No dia seguinte, da janela do hotel que me encontrava, pude ver Alê tocando violão. Tive a impressão que olhava para meu quarto, para a mesma janela em que eu a espionava. O vidro era fumê, portanto eu a via, ela por sua vez não fazia idéia que havia alguém por trás do vidro a espreitá-la. Contudo através daquele vidro escuro percebi a alma de Alê. Lá longe, ela com sua brancura do infinito possuía um feitiço da lua. E como por osmose, notei que Alê me queria. Queria sugar todo o meu eu intelectual e interativo. Por isso sorria para mim. Por isso trocava olhares furtivos. Por isso conversava distraidamente com minha mulher zangada, enquanto eu torcia para que fizessem amizade para eu ficar mais tempo perto daquela suntuosa magnitude do universo. Por isso deixava as coxas e o baixo ventre bem ao alcance de meus olhos. Eu ficava viril e latente quando via de relance o talho. Ao mesmo tempo, quando a olhava perdido em meus pensamentos, sonhando no vai-e-vem das minhas mãos, dos meus punhos de ferro, percebia o tempo passar vagarosamente entre eu e Alê. Aos poucos aquela nuvem branca que eu via e desejava a ponto de masturbar-me e gozar sufocantemente, num soluço renitente, distanciava-se de mim num êxtase delirante de pensamento e seu clímax vertido com ímpeto.
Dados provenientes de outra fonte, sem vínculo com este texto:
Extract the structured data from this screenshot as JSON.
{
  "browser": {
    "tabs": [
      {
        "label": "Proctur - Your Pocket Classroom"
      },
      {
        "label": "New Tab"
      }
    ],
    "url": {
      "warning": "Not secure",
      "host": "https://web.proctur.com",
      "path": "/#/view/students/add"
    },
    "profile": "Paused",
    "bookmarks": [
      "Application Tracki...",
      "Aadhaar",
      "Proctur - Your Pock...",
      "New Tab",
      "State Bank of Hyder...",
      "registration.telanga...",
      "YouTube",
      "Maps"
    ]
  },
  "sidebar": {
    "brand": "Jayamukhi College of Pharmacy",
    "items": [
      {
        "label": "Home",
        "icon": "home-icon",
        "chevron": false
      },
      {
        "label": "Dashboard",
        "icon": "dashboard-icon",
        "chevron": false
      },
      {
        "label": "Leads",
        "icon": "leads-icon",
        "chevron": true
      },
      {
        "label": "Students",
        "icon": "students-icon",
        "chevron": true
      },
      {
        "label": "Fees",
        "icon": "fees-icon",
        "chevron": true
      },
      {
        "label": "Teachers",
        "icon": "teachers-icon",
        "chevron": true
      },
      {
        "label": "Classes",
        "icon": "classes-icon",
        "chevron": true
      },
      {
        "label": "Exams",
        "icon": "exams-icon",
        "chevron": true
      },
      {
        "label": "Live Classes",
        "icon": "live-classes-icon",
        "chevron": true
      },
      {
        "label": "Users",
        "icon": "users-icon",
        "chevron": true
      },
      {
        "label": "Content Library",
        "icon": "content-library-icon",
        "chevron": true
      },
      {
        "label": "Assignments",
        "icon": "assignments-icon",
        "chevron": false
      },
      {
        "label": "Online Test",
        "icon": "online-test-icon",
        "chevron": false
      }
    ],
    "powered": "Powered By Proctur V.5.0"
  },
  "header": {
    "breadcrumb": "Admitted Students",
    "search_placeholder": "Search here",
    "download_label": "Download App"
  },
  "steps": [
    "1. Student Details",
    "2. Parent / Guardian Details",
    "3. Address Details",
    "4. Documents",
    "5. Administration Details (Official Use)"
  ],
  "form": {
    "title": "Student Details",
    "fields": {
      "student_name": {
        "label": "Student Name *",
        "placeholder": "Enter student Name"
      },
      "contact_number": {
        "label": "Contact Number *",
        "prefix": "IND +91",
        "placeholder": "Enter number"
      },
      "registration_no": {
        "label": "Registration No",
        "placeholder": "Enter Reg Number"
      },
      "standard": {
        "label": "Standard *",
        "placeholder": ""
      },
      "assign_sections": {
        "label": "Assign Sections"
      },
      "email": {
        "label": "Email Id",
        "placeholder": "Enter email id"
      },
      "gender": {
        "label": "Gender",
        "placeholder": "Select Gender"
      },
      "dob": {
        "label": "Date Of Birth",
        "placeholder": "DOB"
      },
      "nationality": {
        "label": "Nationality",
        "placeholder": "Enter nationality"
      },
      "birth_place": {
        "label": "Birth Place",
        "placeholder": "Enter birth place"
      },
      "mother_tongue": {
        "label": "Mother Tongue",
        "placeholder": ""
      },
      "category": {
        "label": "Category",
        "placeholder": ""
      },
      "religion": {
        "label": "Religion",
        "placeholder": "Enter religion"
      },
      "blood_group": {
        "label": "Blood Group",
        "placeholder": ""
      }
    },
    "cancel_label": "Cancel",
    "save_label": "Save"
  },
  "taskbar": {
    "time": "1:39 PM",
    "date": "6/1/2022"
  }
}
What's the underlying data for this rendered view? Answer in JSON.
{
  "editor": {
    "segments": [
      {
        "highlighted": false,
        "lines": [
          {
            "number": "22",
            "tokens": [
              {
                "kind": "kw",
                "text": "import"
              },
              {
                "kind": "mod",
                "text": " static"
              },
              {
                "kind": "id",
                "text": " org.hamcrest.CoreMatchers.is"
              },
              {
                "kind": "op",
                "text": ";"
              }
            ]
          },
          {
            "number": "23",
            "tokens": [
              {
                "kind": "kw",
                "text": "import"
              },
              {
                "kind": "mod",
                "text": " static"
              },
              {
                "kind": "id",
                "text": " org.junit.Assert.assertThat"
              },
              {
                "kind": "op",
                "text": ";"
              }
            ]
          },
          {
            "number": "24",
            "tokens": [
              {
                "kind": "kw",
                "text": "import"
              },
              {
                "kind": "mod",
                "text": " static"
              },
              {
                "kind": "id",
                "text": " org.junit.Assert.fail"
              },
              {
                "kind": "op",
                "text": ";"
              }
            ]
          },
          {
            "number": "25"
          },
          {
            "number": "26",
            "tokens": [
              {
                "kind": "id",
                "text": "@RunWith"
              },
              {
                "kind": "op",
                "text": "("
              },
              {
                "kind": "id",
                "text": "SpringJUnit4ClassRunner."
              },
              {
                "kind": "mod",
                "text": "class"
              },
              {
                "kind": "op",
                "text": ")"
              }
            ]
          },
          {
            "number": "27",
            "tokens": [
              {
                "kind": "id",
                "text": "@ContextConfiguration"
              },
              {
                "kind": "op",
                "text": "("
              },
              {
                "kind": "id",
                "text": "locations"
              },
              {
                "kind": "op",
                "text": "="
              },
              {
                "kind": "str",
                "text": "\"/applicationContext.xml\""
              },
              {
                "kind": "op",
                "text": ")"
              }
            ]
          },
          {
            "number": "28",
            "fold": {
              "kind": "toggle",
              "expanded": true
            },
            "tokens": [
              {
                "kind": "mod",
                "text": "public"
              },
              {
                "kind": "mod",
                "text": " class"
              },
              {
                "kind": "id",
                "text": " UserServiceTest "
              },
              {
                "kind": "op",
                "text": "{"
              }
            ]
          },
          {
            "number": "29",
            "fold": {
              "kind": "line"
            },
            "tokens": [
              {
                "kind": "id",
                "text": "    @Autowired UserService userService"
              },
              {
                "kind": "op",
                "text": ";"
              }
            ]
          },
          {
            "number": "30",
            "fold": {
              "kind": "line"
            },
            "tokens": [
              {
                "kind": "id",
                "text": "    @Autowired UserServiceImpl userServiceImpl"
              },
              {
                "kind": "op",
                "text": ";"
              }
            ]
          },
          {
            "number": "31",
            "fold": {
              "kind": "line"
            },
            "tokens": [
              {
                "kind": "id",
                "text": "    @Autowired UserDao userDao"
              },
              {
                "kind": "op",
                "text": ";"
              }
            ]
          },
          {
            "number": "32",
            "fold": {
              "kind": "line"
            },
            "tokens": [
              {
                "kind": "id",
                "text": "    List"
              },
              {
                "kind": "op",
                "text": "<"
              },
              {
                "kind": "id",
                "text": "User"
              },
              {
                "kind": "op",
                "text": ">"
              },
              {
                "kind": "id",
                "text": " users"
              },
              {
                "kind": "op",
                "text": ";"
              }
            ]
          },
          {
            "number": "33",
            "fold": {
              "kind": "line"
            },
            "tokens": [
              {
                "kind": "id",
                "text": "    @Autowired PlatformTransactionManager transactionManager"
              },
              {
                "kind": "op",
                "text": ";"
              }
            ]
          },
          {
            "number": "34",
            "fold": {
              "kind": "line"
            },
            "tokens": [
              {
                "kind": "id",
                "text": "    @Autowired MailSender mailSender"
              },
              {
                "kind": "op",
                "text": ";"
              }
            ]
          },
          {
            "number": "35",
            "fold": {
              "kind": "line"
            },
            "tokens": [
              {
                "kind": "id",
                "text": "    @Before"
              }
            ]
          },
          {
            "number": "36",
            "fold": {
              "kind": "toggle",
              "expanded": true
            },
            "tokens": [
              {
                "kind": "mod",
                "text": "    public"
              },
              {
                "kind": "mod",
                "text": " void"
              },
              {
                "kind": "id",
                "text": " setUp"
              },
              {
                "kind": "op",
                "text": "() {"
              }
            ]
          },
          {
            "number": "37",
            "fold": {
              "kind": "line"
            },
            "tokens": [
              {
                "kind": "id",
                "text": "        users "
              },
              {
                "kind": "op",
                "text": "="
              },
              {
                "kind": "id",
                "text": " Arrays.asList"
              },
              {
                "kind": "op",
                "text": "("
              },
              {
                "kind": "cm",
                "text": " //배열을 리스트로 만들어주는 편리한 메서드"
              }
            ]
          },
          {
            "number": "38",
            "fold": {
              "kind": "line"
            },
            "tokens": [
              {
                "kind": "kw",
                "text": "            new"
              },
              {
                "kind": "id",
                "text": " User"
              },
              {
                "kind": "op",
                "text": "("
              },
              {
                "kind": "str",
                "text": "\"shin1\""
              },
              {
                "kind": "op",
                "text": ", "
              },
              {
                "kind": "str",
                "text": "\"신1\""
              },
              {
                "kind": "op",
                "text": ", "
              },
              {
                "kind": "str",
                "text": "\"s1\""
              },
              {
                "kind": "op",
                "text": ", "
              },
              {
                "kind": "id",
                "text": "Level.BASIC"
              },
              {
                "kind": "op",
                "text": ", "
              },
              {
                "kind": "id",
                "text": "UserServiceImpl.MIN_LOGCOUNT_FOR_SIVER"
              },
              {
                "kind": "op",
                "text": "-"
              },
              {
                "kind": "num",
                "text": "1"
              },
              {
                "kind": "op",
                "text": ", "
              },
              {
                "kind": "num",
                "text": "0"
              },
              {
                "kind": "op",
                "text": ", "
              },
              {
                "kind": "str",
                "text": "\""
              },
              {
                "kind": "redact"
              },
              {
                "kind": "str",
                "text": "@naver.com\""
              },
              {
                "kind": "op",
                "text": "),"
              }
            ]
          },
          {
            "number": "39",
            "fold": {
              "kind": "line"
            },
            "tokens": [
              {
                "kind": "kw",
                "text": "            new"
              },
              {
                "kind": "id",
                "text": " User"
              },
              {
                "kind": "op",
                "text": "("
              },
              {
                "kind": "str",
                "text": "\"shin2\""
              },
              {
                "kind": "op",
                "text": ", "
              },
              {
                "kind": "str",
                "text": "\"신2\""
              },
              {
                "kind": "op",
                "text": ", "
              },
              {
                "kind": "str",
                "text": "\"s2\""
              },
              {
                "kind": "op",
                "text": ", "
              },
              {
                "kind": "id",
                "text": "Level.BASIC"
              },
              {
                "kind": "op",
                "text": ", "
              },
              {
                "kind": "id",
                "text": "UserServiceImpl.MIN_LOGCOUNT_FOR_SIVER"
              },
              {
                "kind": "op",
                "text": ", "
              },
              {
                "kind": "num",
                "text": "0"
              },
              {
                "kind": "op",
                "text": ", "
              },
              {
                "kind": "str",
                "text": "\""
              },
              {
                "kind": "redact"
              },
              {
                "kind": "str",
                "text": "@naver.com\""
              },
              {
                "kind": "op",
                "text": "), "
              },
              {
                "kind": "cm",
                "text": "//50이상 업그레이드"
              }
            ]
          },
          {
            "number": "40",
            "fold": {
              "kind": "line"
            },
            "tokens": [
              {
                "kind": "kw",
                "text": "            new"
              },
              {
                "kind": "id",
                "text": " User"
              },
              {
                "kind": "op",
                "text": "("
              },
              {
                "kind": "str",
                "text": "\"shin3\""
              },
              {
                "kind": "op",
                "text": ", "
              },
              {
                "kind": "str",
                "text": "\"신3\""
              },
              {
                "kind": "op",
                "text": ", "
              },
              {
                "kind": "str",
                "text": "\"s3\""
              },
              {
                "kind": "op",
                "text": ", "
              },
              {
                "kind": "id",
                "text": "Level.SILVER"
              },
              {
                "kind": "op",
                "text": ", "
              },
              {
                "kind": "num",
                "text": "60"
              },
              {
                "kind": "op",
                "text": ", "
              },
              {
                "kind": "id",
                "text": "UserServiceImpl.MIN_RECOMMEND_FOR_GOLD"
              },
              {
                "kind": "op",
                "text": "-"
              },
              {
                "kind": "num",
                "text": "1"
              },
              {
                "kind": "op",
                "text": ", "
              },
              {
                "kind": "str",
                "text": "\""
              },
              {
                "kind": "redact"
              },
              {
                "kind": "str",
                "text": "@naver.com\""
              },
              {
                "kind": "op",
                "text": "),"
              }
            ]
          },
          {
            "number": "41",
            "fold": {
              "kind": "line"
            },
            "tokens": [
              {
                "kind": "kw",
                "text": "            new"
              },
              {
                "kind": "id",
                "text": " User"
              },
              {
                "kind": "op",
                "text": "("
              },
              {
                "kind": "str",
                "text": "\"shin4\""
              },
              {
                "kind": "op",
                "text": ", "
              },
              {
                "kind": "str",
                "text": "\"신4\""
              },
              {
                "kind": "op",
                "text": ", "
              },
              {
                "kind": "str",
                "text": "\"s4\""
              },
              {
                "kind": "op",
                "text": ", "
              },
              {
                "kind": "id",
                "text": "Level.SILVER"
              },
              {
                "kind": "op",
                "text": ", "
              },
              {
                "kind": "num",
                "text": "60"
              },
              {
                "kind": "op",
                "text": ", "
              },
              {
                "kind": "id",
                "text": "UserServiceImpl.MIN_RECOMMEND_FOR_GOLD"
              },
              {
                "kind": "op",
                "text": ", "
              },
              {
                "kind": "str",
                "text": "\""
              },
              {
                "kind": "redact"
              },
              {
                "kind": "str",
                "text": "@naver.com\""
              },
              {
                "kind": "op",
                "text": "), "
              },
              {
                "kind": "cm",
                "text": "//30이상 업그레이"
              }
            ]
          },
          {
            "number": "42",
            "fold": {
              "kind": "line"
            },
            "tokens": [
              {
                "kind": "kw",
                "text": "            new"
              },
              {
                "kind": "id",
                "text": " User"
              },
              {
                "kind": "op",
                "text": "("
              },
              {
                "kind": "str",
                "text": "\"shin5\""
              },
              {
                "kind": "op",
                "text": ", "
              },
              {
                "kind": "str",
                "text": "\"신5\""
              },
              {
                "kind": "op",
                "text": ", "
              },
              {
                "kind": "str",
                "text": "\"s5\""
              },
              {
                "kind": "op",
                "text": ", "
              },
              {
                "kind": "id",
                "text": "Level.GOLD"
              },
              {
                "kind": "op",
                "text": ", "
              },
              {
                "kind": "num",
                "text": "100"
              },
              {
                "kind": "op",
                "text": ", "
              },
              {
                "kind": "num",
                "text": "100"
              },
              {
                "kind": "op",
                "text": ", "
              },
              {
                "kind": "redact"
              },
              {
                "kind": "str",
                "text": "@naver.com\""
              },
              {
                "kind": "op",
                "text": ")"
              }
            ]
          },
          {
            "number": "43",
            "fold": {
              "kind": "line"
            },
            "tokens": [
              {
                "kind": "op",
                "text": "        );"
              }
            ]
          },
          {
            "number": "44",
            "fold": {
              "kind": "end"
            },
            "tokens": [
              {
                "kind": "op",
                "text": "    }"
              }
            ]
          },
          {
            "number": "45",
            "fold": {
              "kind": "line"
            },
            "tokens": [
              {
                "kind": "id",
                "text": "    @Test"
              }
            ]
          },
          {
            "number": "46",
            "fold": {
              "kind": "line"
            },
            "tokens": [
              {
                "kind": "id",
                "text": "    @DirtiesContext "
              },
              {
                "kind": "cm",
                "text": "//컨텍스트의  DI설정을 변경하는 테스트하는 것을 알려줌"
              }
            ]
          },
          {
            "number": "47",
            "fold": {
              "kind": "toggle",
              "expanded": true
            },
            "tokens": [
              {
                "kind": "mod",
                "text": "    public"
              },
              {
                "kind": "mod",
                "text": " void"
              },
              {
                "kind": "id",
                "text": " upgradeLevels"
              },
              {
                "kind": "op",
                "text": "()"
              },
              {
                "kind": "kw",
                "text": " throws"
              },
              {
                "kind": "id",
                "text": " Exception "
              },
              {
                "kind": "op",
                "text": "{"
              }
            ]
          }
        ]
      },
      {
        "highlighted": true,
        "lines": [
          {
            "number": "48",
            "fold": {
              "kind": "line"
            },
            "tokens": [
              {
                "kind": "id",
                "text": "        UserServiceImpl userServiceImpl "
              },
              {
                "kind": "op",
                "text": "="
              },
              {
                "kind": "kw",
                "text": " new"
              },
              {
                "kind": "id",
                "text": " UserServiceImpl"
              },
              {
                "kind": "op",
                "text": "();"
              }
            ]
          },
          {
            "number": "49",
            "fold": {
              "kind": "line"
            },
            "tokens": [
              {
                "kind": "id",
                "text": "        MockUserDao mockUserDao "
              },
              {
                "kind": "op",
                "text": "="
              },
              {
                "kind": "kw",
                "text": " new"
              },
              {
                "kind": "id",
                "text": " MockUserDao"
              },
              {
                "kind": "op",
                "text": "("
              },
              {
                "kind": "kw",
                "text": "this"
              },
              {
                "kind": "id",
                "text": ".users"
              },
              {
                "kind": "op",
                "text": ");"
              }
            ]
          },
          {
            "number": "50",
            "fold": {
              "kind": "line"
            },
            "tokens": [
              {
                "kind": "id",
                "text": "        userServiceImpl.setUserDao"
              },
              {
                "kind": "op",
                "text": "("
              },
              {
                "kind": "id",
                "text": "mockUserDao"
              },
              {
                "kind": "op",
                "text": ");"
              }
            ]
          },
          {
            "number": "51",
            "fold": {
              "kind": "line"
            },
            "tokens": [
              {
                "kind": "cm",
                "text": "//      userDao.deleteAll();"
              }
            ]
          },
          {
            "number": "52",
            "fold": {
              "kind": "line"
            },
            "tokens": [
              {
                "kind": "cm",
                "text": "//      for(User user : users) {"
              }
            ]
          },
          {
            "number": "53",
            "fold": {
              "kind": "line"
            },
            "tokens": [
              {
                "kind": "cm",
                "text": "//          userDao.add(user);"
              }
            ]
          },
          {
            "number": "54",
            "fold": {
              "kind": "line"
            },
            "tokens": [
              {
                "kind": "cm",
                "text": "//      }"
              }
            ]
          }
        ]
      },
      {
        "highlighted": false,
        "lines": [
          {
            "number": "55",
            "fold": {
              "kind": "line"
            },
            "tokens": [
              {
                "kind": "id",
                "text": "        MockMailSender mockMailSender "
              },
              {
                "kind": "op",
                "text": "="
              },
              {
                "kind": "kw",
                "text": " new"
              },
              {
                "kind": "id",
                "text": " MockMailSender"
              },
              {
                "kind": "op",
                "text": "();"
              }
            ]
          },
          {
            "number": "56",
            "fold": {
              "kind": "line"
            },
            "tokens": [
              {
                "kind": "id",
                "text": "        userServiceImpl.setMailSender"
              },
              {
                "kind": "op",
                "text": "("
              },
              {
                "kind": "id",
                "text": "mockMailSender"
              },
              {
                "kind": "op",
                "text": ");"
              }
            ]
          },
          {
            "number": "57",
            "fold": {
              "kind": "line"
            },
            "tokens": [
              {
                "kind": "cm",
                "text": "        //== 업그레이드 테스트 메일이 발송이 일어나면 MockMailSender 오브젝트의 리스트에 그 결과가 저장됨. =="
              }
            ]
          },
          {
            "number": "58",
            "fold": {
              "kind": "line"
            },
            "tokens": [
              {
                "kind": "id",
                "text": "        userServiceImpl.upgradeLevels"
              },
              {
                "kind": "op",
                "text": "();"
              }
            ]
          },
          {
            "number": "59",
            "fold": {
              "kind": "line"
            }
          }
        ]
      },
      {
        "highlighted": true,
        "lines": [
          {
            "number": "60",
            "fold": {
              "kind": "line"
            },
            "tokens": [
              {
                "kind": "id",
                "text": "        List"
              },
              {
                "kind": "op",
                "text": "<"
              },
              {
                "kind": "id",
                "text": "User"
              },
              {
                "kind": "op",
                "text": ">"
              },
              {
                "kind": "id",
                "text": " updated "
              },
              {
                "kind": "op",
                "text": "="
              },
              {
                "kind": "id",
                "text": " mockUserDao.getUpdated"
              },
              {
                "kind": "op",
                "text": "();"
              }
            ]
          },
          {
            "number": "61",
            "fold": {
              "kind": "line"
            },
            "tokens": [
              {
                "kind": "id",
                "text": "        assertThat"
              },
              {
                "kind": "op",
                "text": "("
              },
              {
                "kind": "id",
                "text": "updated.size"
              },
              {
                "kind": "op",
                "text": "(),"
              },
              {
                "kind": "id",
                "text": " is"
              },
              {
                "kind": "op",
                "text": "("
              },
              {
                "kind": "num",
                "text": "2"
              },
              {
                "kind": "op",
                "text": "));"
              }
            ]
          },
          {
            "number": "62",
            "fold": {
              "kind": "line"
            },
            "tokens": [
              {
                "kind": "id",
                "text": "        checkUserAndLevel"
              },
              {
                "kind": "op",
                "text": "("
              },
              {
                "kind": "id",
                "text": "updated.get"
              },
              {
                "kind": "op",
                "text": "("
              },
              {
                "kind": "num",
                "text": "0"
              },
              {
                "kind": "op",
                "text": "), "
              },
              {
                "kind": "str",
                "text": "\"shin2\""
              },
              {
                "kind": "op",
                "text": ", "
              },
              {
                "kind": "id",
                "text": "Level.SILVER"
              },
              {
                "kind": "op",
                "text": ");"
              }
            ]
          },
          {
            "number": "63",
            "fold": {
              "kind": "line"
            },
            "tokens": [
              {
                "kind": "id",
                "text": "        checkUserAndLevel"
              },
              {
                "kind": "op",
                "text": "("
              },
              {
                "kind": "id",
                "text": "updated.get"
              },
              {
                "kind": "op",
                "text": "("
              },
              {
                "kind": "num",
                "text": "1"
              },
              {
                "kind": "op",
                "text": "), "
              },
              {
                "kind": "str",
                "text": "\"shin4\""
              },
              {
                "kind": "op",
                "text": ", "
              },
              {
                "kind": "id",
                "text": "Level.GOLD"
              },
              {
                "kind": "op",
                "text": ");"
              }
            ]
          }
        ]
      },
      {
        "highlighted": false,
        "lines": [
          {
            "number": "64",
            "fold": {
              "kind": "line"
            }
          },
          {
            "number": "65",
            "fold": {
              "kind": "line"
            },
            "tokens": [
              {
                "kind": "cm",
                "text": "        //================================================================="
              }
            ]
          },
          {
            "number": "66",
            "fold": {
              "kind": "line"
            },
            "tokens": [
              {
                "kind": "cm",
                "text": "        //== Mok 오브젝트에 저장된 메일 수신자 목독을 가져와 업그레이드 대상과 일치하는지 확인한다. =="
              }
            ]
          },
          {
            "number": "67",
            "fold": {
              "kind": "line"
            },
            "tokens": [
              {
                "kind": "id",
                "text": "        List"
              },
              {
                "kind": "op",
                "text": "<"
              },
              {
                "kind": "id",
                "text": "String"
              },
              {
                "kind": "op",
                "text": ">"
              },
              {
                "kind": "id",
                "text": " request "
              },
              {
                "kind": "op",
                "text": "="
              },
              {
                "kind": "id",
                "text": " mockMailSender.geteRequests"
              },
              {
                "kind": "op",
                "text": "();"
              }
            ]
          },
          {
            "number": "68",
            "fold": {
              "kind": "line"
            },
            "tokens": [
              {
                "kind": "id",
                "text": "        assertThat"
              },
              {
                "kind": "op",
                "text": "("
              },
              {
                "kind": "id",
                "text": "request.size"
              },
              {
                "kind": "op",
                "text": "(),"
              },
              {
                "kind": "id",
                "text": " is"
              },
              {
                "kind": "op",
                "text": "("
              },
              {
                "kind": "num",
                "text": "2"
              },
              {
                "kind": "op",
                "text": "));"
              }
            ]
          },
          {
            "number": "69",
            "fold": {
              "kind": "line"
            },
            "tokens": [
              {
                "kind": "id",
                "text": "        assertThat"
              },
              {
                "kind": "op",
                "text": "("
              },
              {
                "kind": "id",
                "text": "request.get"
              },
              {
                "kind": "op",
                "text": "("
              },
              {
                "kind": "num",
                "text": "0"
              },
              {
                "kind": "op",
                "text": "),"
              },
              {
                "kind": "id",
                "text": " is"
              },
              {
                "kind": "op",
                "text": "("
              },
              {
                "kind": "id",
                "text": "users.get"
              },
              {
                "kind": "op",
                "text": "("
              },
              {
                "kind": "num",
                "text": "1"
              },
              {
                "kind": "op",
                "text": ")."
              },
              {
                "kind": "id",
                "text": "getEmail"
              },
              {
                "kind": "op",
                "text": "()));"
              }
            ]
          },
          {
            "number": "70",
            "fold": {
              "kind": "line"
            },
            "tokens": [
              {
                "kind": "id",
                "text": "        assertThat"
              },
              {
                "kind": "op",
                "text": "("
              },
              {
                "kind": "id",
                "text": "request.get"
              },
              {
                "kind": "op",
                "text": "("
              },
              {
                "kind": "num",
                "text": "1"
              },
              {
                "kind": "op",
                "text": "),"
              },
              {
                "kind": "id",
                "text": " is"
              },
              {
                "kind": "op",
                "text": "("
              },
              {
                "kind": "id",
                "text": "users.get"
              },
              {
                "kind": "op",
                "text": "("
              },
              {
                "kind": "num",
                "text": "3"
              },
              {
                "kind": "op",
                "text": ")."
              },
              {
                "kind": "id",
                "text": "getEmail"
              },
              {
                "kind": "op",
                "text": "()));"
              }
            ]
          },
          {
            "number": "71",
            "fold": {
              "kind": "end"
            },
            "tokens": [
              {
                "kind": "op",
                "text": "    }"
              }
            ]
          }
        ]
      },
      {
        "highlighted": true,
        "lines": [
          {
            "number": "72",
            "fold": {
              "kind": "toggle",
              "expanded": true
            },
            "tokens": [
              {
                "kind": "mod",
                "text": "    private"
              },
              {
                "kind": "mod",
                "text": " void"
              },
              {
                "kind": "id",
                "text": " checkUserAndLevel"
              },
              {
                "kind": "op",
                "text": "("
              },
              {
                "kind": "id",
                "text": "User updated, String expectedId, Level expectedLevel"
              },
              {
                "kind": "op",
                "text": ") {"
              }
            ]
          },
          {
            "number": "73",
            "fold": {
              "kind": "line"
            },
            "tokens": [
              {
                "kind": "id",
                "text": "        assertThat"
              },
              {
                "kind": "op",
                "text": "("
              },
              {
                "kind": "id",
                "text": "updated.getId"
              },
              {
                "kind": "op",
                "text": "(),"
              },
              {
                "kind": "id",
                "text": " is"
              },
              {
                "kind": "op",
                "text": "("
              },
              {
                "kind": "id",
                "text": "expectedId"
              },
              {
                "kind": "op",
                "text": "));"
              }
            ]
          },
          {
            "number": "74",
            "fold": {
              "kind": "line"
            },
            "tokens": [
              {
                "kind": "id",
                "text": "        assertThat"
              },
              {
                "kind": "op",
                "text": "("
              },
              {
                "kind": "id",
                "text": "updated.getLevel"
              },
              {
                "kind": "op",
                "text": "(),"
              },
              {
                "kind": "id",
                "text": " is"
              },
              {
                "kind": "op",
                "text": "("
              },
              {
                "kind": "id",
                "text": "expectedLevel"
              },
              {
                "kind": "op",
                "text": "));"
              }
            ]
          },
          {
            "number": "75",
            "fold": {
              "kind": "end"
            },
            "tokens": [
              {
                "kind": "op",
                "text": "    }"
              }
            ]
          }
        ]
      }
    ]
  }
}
Agora eu via a minha mulher, a Cuca zangada, sentada na mesa da beira da piscina sozinha e inerte na cadeira de rodas junto com a criada.
Alê, por sua vez, explodiu no universo, transformando-se em nuvem de pensamento de Onã.

Carlos Vilarinho
cronista e contista, autor de As Sete Faces de Severina Caolha & Outras Histórias (FUNCEB, 2005), Coleção Selo Editorial Letras da Bahia, 103)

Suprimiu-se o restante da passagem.